Steps of Dematerialisation
- Open a demat account through a depository participant (DP).
- Submit the physical share certificates along with a Dematerialisation Request Form (DRF).
- The DP verifies the certificates and the details provided in the DRF.
- Once verified, the physical share certificates are destroyed, and the information is forwarded to the depository electronically.
- The depository updates its records and confirms the dematerialisation process is complete.
- The demat account is credited with the electronic shares, which can now be traded online.
Benefits of Dematerialisation
No Paperwork
One of the biggest advantages of dematerialisation is that it eliminates the need for physical paperwork. Since all transactions happen electronically, the risk of losing physical certificates or misplacing important documents is completely avoided.
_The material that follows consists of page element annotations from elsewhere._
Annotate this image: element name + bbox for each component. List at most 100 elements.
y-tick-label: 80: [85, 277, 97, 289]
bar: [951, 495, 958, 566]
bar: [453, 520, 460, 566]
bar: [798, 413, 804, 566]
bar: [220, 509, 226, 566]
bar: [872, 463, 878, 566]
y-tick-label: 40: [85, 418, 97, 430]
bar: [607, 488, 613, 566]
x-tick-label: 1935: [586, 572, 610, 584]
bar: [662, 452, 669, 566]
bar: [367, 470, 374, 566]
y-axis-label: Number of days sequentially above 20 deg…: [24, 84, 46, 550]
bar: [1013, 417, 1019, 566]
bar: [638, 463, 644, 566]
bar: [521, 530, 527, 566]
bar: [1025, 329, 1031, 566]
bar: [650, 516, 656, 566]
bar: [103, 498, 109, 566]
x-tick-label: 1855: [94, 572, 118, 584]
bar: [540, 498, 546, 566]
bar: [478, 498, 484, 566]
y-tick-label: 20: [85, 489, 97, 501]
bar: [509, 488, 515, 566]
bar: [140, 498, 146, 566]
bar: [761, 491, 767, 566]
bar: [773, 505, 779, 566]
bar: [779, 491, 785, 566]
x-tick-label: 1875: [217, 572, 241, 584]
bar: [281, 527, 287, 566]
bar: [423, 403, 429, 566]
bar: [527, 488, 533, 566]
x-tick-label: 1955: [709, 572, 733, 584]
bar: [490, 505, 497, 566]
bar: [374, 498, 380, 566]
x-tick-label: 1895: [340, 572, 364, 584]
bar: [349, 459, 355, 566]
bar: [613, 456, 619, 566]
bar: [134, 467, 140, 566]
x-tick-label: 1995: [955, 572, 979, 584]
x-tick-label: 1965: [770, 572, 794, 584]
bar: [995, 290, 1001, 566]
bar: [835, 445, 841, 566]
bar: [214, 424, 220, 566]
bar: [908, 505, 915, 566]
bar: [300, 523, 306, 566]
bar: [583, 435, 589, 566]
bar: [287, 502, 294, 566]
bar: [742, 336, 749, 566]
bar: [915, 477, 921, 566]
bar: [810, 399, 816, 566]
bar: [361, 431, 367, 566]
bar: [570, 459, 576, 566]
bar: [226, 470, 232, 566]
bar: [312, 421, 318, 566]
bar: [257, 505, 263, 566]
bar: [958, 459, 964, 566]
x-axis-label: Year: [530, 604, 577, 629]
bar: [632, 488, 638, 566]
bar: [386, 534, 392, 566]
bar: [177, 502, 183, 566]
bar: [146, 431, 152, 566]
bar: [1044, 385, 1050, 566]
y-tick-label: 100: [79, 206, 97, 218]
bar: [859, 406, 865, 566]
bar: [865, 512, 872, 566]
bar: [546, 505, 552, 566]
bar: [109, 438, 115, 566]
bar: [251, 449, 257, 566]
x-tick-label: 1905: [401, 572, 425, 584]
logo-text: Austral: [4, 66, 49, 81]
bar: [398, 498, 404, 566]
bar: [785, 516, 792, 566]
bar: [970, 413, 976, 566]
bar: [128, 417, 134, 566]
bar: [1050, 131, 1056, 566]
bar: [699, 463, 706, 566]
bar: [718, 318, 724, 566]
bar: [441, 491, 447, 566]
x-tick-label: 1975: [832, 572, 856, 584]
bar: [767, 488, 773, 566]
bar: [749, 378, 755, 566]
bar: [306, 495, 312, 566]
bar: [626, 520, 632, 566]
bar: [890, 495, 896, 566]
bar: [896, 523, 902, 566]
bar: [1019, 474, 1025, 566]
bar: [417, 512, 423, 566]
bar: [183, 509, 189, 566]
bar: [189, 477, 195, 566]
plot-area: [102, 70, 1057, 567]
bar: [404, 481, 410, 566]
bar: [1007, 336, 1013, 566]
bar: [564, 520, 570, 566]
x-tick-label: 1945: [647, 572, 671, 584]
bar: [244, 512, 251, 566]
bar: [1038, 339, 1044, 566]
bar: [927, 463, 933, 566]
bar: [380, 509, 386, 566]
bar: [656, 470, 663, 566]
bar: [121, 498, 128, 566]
Additionally, companies can cut down on the administrative costs associated with issuing and managing physical certificates.
Monitoring Investments
With a demat account, investors can track their investments with ease. All their securities, whether they are stocks, bonds, mutual funds, or ETFs, are stored in one place. Investors can log in to their demat accounts online and monitor the performance of their portfolio, making it easier to make informed investment decisions.
Convenience
With dematerialisation, investors no longer need to deal with the hassle of storing, transferring, or verifying physical certificates. They can carry out all their trading transactions electronically from the comfort of their home or office. This convenience has made it easier for retail investors to participate in the stock market.
Safety
Holding securities in a demat account is far safer than storing physical certificates. Electronic shares are immune to risks such as theft, loss, or damage. Investors no longer have to worry about their certificates being lost in transit or damaged due to unforeseen circumstances.
Loan Facility
One lesser-known benefit of holding securities in a demat account is that they can be used as collateral for loans. Banks and financial institutions offer loans against shares, which means that investors can leverage their dematerialised holdings to access funds when needed.
Corporate Benefits
When your shares are dematerialised, receiving corporate benefits becomes a seamless process. Dividends, interest payments, stock splits, bonus shares, and rights issues are automatically credited to your demat account, ensuring that you receive them promptly without having to deal with paperwork.
Drawbacks of Dematerialisation
While dematerialisation has brought many benefits, it also presents some challenges:
High-Frequency Trading
The ease and speed of electronic transactions have led to an increase in high-frequency trading, which has made the stock market more liquid. However, this has also introduced volatility, as investors often focus more on short-term gains. This frequent buying and selling can sometimes destabilise market conditions.
Technology-Related Issues
Not all investors are comfortable with using technology for trading. Some may lack the necessary technical skills or have slower internet connections, which can put them at a disadvantage. Investors who are not tech-savvy may find it difficult to trade as efficiently as those who are more familiar with digital platforms.
Conclusion
In summary, dematerialisation has completely transformed how shares are traded in the Indian stock market. It has eliminated the inefficiencies of handling physical certificates and made trading much more secure and convenient. By opening a demat account, investors can manage their investments with ease, monitor their portfolio online, and trade from anywhere.
However, while dematerialisation offers numerous benefits, it’s important to be mindful of the challenges, such as market volatility and technological barriers. Investors who understand these issues and prepare accordingly can make the most of the digital trading system and succeed in today’s financial markets.